Publication - Statistics

Provisional salmon fishery statistics - 2011 season

Published: 20 Apr 2012
Part of:
Marine and fisheries
ISBN:
9781780457895

Provisional salmon fishery statistics - 2011 season

2 page PDF

503.8 kB

2 page PDF

503.8 kB

Contents
Provisional salmon fishery statistics - 2011 season
Summary

2 page PDF

503.8 kB

Summary

  • Total reported rod catch (retained and released) for 2011 is 86,655 salmon. It is the six highest rod catch on record, and is 97% of the previous 5-year average.
  • The proportion of the rod catch accounted for by catch and release continues to increase. In 2011, 91% of rod caught spring salmon was released, as was 73% of the annual rod catch.
  • Trends in rod catch vary among individual stock components. Reported catch of spring salmon shows a general decline since records began and, although there is some indication that spring salmon catch has stabilised in recent years, it remains at a historically low level. Grilse catch, on the other hand, has generally increased over the period while the catch of summer salmon shows little overall trend.
  • Catch and effort for both fixed engine and net & coble fisheries remain at historically low levels. Fishing effort in both net fisheries was the fourth lowest since records began in 1952. Catch in the fixed engine and net & coble fisheries were 5% and 2% of the maximum recorded in the respective time series.
  • Provisional data presented here are a summary of the data from 1,795 forms returned from 2,002 forms issued (90% return rate) for the 2011 season. Return rates for the final published statistics for the previous 10 years have been between 93% and 96%.

Publication of provisional salmon fishery statistics

Provisional salmon fishery statistics are published to provide an early indication of the performance of the fishery. The status of salmon stocks, as derived from fishery data, will be considered with the publication of the final statistics later in the year.

These data are derived from a lower proportion of forms returned than the final statistics. The provisional statistics for the 2011 season are a summary of the data from 1,795 forms returned from 2,002 forms issued (90% return rate). Return rates for the final published statistics for the previous 10 years have been between 93% and 96%

Topic sheet no. 67 explains how we collect the catch statistics and is available for download at
http://www.scotland.gov.uk/Topics/marine/science/Publications/TopicSheets
.

Provisional data for the 2011 fishing season are available for download by following links from the main Scottish Salmon and Sea Trout Fishery Statistics page at
http://www.scotland.gov.uk/Topics/marine/science/Publications/stats/SalmonSeaTroutCatches

The data provided for download are the best available at the time of publication. Our records are amended when further information is provided and the most accurate data may be obtained directly from us. If you have a specific request for Scottish salmon and sea trout fishery information, please contact us directly at ms.catchform@scotland.gsi.gov.uk

Catch and Effort Reported by Scottish Fisheries in 2011

The rod and line fishery

23,702 wild salmon and grilse were reported caught and retained in the rod and line fishery. A further 62,953 wild salmon and grilse were reported caught and released. The combined retained and released rod catch was 97% of the previous 5-year average. We have no time series of fishing effort information associated with the rod and line fishery.
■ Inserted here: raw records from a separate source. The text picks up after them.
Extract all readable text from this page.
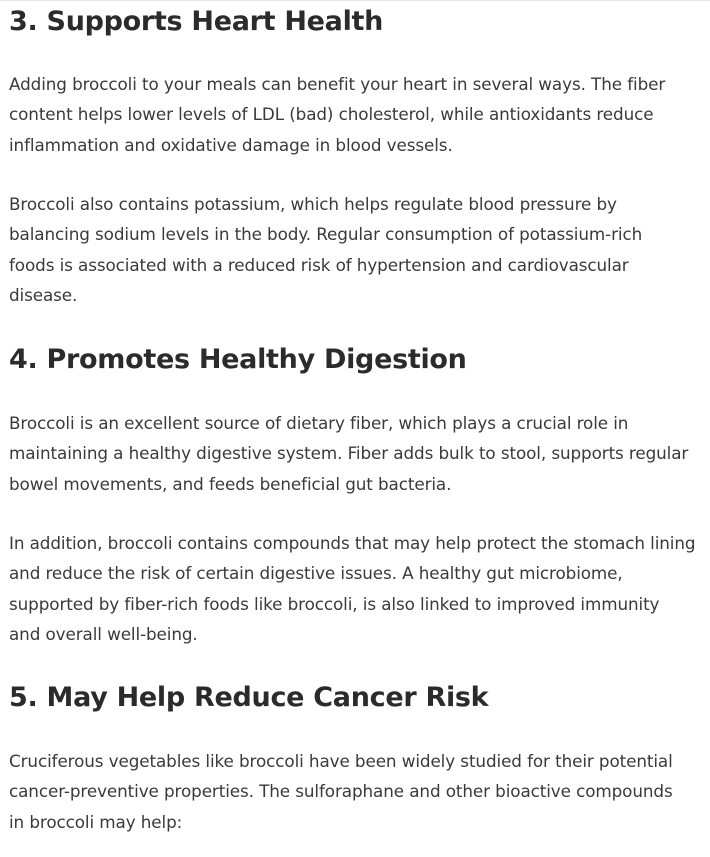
3. Supports Heart Health

Adding broccoli to your meals can benefit your heart in several ways. The fiber
content helps lower levels of LDL (bad) cholesterol, while antioxidants reduce
inflammation and oxidative damage in blood vessels.

Broccoli also contains potassium, which helps regulate blood pressure by
balancing sodium levels in the body. Regular consumption of potassium-rich
foods is associated with a reduced risk of hypertension and cardiovascular
disease.

4. Promotes Healthy Digestion

Broccoli is an excellent source of dietary fiber, which plays a crucial role in
maintaining a healthy digestive system. Fiber adds bulk to stool, supports regular
bowel movements, and feeds beneficial gut bacteria.

In addition, broccoli contains compounds that may help protect the stomach lining
and reduce the risk of certain digestive issues. A healthy gut microbiome,
supported by fiber-rich foods like broccoli, is also linked to improved immunity
and overall well-being.

5. May Help Reduce Cancer Risk

Cruciferous vegetables like broccoli have been widely studied for their potential
cancer-preventive properties. The sulforaphane and other bioactive compounds
in broccoli may help:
Trends in rod and line catch are shown in Figure 1. The total rod catch in 2011 (retained and released) was 125% of the average over the period from 1952 when records began. Rod and line catch constituted 81% of the total Scottish catch in 2011 compared to 11% in 1952.

Figure 1 Rod and line fishery.

Figure 1 Rod and line fishery.

Trends in total rod catch vary among individual stock components. Reported catch of spring salmon shows a general decline since records began and, although there is some indication that spring salmon catch has stabilised in recent years, it remains at a historically low level. Grilse catch has generally increased over the period while the catch of summer salmon shows no clear trend.

Catch and release

The proportion of the rod catch accounted for by catch and release has generally increased since 1994, when such information was first recorded. In 2011, 73% of the annual rod catch was released compared to less than 8% in 1994. Similarly, less than 1% of rod caught spring salmon were released in 1994 while 91% were released in 2011 (Figure 2).
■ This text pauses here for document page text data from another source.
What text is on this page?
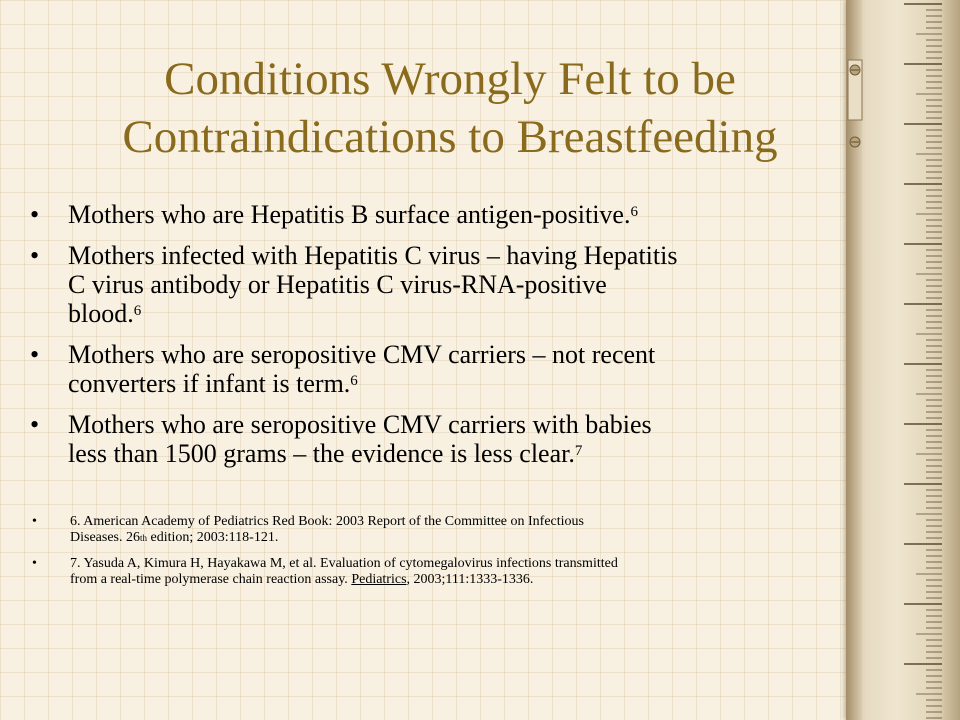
Conditions Wrongly Felt to be
Contraindications to Breastfeeding
• Mothers who are Hepatitis B surface antigen-positive.$^6$
• Mothers infected with Hepatitis C virus – having Hepatitis
C virus antibody or Hepatitis C virus-RNA-positive
blood.$^6$
• Mothers who are seropositive CMV carriers – not recent
converters if infant is term.$^6$
• Mothers who are seropositive CMV carriers with babies
less than 1500 grams – the evidence is less clear.$^7$
• 6. American Academy of Pediatrics Red Book: 2003 Report of the Committee on Infectious
Diseases. 26th edition; 2003:118-121.
• 7. Yasuda A, Kimura H, Hayakawa M, et al. Evaluation of cytomegalovirus infections transmitted
from a real-time polymerase chain reaction assay. Pediatrics, 2003;111:1333-1336.
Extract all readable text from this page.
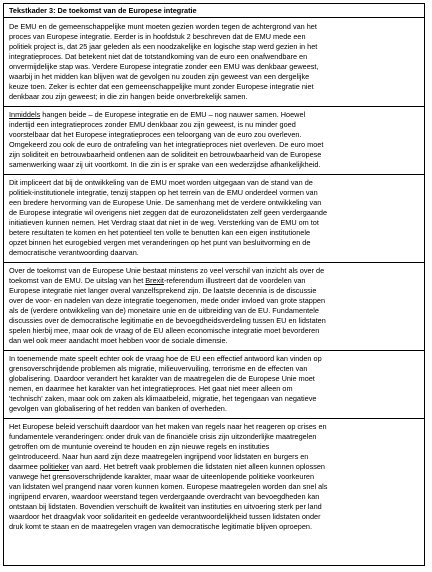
Tekstkader 3: De toekomst van de Europese integratie

De EMU en de gemeenschappelijke munt moeten gezien worden tegen de achtergrond van het
proces van Europese integratie. Eerder is in hoofdstuk 2 beschreven dat de EMU mede een
politiek project is, dat 25 jaar geleden als een noodzakelijke en logische stap werd gezien in het
integratieproces. Dat betekent niet dat de totstandkoming van de euro een onafwendbare en
onvermijdelijke stap was. Verdere Europese integratie zonder een EMU was denkbaar geweest,
waarbij in het midden kan blijven wat de gevolgen nu zouden zijn geweest van een dergelijke
keuze toen. Zeker is echter dat een gemeenschappelijke munt zonder Europese integratie niet
denkbaar zou zijn geweest; in die zin hangen beide onverbrekelijk samen.

Inmiddels hangen beide – de Europese integratie en de EMU – nog nauwer samen. Hoewel
indertijd een integratieproces zonder EMU denkbaar zou zijn geweest, is nu minder goed
voorstelbaar dat het Europese integratieproces een teloorgang van de euro zou overleven.
Omgekeerd zou ook de euro de ontrafeling van het integratieproces niet overleven. De euro moet
zijn soliditeit en betrouwbaarheid ontlenen aan de soliditeit en betrouwbaarheid van de Europese
samenwerking waar zij uit voortkomt. In die zin is er sprake van een wederzijdse afhankelijkheid.

Dit impliceert dat bij de ontwikkeling van de EMU moet worden uitgegaan van de stand van de
politiek-institutionele integratie, tenzij stappen op het terrein van de EMU onderdeel vormen van
een bredere hervorming van de Europese Unie. De samenhang met de verdere ontwikkeling van
de Europese integratie wil overigens niet zeggen dat de eurozonelidstaten zelf geen verdergaande
initiatieven kunnen nemen. Het Verdrag staat dat niet in de weg. Versterking van de EMU om tot
betere resultaten te komen en het potentieel ten volle te benutten kan een eigen institutionele
opzet binnen het eurogebied vergen met veranderingen op het punt van besluitvorming en de
democratische verantwoording daarvan.

Over de toekomst van de Europese Unie bestaat minstens zo veel verschil van inzicht als over de
toekomst van de EMU. De uitslag van het Brexit-referendum illustreert dat de voordelen van
Europese integratie niet langer overal vanzelfsprekend zijn. De laatste decennia is de discussie
over de voor- en nadelen van deze integratie toegenomen, mede onder invloed van grote stappen
als de (verdere ontwikkeling van de) monetaire unie en de uitbreiding van de EU. Fundamentele
discussies over de democratische legitimatie en de bevoegdheidsverdeling tussen EU en lidstaten
spelen hierbij mee, maar ook de vraag of de EU alleen economische integratie moet bevorderen
dan wel ook meer aandacht moet hebben voor de sociale dimensie.

In toenemende mate speelt echter ook de vraag hoe de EU een effectief antwoord kan vinden op
grensoverschrijdende problemen als migratie, milieuvervuiling, terrorisme en de effecten van
globalisering. Daardoor verandert het karakter van de maatregelen die de Europese Unie moet
nemen, en daarmee het karakter van het integratieproces. Het gaat niet meer alleen om
'technisch' zaken, maar ook om zaken als klimaatbeleid, migratie, het tegengaan van negatieve
gevolgen van globalisering of het redden van banken of overheden.

Het Europese beleid verschuift daardoor van het maken van regels naar het reageren op crises en
fundamentele veranderingen: onder druk van de financiële crisis zijn uitzonderlijke maatregelen
getroffen om de muntunie overeind te houden en zijn nieuwe regels en instituties
geïntroduceerd. Naar hun aard zijn deze maatregelen ingrijpend voor lidstaten en burgers en
daarmee politieker van aard. Het betreft vaak problemen die lidstaten niet alleen kunnen oplossen
vanwege het grensoverschrijdende karakter, maar waar de uiteenlopende politieke voorkeuren
van lidstaten wel prangend naar voren kunnen komen. Europese maatregelen worden dan snel als
ingrijpend ervaren, waardoor weerstand tegen verdergaande overdracht van bevoegdheden kan
ontstaan bij lidstaten. Bovendien verschuift de kwaliteit van instituties en uitvoering sterk per land
waardoor het draagvlak voor solidariteit en gedeelde verantwoordelijkheid tussen lidstaten onder
druk komt te staan en de maatregelen vragen van democratische legitimatie blijven oproepen.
Figure 2 Catch and release, rod and line fishery.

Figure 2 Catch and release, rod and line fishery.

The net fisheries

13,802 wild salmon and grilse were reported caught and retained in the fixed engine fishery, and the national index of netting effort was 194.5 trap months. 5,961 wild salmon and grilse were reported caught and retained in the net & coble fishery, while the reported effort was 77 crew months.

Reported catch and effort have declined in both net fisheries over much of the period covered by our records and remain at historically low levels. Fishing effort in both net fisheries was the fourth lowest since records began in 1952. Catch in the fixed engine and net & coble fisheries were 5% and 2% of the maximum recorded in the respective time series.